La adaptación hedónica es una interesantísima rareza que poseen los seres humanos para adaptarse tanto a las experiencias positivas como a las negativas. La sensación de victoria se desvanece; la angustia también. La euforia se esfuma; la desesperación también. El amor mengua; el dolor del desengaño amoroso también. Y los hechos de la vida que esperamos que nos proporcionen felicidad eterna, o que representen un destino catastrófico para toda la vida, no lo hacen.

«Sobrestimamos cuánto tiempo y con qué intensidad un hecho negativo concreto de la vida (como recibir un diagnóstico terminal o ser despedido de un empleo preciado) nos sume en la desesperación», afirma Sonja Lyubomirsky, catedrática de psicología. ¡Genial! Porque nos recuperamos más deprisa de lo que prevemos.

Pero hay una pega. Ocurre lo mismo a la inversa. También sobrestimamos el impacto de los hechos positivos. «Cuánto tiempo y con qué intensidad un hecho especialmente positivo (conseguir un contrato fijo o recibir una respuesta positiva a nuestra propuesta de matrimonio nos tendrá locos de contento», añade la profesora Lyubomirsky.
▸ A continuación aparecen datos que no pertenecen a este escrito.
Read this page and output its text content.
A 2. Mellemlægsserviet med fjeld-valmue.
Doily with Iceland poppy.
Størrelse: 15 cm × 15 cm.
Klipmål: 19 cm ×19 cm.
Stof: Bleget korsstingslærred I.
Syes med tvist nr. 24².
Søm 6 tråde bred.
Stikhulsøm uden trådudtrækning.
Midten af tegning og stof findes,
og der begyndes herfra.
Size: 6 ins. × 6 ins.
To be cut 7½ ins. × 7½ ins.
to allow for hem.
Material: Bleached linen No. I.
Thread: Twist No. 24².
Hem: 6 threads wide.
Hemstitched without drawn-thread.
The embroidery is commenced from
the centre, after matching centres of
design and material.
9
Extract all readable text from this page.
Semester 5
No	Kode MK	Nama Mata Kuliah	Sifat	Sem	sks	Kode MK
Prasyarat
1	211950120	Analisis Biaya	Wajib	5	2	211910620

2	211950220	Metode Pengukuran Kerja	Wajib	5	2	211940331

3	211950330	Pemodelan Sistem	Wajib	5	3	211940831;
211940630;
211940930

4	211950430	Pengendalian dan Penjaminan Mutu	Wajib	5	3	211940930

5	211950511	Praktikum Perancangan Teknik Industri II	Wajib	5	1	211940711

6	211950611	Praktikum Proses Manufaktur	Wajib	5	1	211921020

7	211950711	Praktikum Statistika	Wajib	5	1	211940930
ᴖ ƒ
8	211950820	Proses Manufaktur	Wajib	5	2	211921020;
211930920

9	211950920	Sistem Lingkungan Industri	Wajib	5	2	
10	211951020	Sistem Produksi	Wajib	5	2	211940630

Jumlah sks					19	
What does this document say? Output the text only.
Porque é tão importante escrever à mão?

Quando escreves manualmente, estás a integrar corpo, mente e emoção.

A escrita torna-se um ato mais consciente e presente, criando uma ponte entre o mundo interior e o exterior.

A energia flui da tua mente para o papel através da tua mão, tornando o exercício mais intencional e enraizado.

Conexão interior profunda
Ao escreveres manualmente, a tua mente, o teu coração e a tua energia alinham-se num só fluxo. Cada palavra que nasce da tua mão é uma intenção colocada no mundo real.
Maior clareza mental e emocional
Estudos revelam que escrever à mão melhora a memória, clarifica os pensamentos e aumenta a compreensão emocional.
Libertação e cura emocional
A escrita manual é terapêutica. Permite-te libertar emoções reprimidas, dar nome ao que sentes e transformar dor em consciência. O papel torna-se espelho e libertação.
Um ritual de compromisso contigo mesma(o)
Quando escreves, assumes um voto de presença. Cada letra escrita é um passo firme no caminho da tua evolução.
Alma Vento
La metáfora de la cinta de correr

La adaptación se presta a la metáfora de la cinta de correr porque la búsqueda de satisfacción no tiene fin. Toda sensación de entusiasmo tiene tendencia a desvanecerse, todo subidón acaba descendiendo de nuevo, todo sentimiento de triunfo se esfuma, lo que significa lo siguiente: nunca estamos lo bastante satisfechos. Nuestra felicidad tiende a resituarse en el punto de referencia, pase lo que pase. Da igual lo mucho que corras, jamás acabas la carrera. Siempre hay más cinta que recorrer.

Por esto, como sociedad, estamos hipnotizados por la promesa de ser mejores; como si fuera una cobra danzarina o un péndulo de reloj. Por eso las franjas horarias diurnas de televisión están monopolizadas por programas de cambios de imagen o de reformas que muestran la promesa de un jardín mejor, un cuerpo mejor, un guardarropa mejorado. Tomamos notas mentales mientras miramos embelesados The World’s Most Extraordinary Homes, pensando que nos falta algo.

Satisfacción y «suficiente» es un objetivo que no deja de moverse. Estás viviendo con tus padres, y quieres irte de casa. Cuando tienes carné de conducir, quieres un coche. Cuando estás de alquiler, quieres comprar. Cuando tienes el primer empleo, quieres el siguiente. Cuando estás en una relación, quieres vivir con tu pareja. Cuando vives con tu pareja, quieres casarte.

Más, más, más. Muévete, muévete, muévete.

En nuestro cerebro, el «punto caliente hedónico» es el núcleo accumbens, al que no le gustan las cosas habituales, esperadas o, desde luego, corrientes. Lo más probable es que rociara este libro con gasolina y le acercara una cerilla encendida.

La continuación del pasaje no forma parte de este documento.